On 16 November, Tiger Brands, which has written down close to R1bn of a R1.5bn investment in Nigeria, told shareholders it has decided to not provide further financial support to its Nigerian operation, and that it is exploring options with regard to the investment.

The plight of other SA companies in Nigeria

But closer inspection of these companies’ travails reveals it is not as simple as it looks.

In fact, the fines may be an indication that the new government is moving fast to regularise business relations and is intolerant of breaches of regulations in its attempt to create a more stable and predictable business environment.

There are numerous South African companies operating in Nigeria with varying degrees of success, including Shoprite, Pep, Sun International, Sanlam, Nedbank, FirstRand, Southern Sun, Liberty, Imperial and Mr Price.

Some have come unstuck – Woolworths pulled out of Nigeria citing an inability to make a profit, while companies like Tiger Brands, Vodacom and Telkom have made massively expensive mistakes, so investors may be correct to assume that Nigeria carries substantial risks.

MTN’s $5.2bn fine for failing to deactivate unregistered sim cards is the most significant event in SA/Nigerian business relations as it is potentially devastating for the telecoms company, which is a major presence in Nigeria.

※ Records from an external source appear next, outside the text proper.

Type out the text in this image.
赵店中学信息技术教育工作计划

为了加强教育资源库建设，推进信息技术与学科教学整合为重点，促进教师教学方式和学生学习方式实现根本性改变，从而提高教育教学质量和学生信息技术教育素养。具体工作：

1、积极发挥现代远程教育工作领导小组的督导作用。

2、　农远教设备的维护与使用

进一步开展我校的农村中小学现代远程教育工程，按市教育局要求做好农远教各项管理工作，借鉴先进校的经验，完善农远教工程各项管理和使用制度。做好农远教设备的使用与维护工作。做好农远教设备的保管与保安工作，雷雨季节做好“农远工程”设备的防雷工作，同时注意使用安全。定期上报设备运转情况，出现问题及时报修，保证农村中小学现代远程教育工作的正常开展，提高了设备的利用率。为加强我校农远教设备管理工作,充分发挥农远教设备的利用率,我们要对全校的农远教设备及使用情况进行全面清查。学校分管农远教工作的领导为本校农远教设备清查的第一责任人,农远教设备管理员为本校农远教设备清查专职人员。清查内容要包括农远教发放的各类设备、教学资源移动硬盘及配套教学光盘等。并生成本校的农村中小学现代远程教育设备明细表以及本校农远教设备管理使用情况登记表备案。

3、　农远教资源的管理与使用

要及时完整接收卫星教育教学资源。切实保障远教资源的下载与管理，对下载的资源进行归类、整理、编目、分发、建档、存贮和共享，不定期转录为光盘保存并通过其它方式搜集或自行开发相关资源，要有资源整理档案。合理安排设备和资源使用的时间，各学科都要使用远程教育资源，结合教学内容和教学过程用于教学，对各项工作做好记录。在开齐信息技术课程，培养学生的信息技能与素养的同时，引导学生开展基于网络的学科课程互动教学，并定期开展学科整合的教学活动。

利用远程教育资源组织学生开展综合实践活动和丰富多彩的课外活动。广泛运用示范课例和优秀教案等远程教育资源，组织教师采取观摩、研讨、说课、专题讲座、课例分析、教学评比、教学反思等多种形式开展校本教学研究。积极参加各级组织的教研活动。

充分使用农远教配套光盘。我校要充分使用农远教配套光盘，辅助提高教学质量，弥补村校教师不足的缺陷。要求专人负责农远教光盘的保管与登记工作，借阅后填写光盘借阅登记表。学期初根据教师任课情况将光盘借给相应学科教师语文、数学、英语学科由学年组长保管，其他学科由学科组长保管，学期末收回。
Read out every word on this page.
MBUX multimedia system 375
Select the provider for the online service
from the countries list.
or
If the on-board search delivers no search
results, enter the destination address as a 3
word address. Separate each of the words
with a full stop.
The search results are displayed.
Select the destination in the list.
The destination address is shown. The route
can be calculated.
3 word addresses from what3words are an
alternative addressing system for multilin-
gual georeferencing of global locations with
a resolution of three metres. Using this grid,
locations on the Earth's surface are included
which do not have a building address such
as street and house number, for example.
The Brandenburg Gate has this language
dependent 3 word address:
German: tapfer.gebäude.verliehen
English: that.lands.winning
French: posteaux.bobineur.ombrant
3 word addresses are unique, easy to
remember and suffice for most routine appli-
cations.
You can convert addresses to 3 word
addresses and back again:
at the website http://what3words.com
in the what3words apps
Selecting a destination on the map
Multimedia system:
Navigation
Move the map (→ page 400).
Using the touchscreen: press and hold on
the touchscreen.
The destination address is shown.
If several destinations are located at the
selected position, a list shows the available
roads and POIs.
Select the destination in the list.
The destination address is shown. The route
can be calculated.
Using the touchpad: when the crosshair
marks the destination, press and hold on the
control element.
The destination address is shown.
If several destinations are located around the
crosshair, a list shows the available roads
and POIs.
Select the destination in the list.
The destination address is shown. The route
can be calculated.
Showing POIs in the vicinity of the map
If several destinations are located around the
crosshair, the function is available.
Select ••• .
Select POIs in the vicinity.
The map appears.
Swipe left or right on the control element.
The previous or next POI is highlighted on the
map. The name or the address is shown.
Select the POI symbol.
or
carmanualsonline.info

MTN derives 37% of its revenue and 48% of its earnings before interest, tax, depreciation and amortisation from Nigeria.

Nigeria is by some way the biggest single contributor to the group’s revenue and profit.

But Nigeria is not singling it out arbitrarily. The Nigerian Communications Commission (NCC) warned telecoms companies to deactivate unregistered sims, and gave them a deadline, which other companies met.

Despite stating in its last annual report that “to ensure compliance with regulations, MTN Nigeria rigorously monitors the KPIs set by the Nigerian Communications Commission”, it did not do so.

In fact, the NCC has accused it of “wilful non-compliance”. MTN has yet to explain its thinking behind its non-compliance.

Standard Bank’s issue is more complex. Nigerian subsidiary Stanbic IBTC has been involved in a fight with the Financial Reporting Council of Nigeria over reporting standards after it was accused of accounting irregularities and poor disclosure.

Standard Bank has announced that the Governor of the Central Bank of Nigeria had sent a letter to the FRCN that was critical of the FRCN’s administrative sanctions and it declined a request by the FRCN that the central bank take disciplinary action against Stanbic IBTC, which has filed suit in the Nigerian courts against the FRCN.

In July MultiChoice’s Lagos offices were reportedly raided by Consumer Protection Council officials after various accusations of poor service and obfuscation, and counterclaims that the council was asking for personal subscriber information.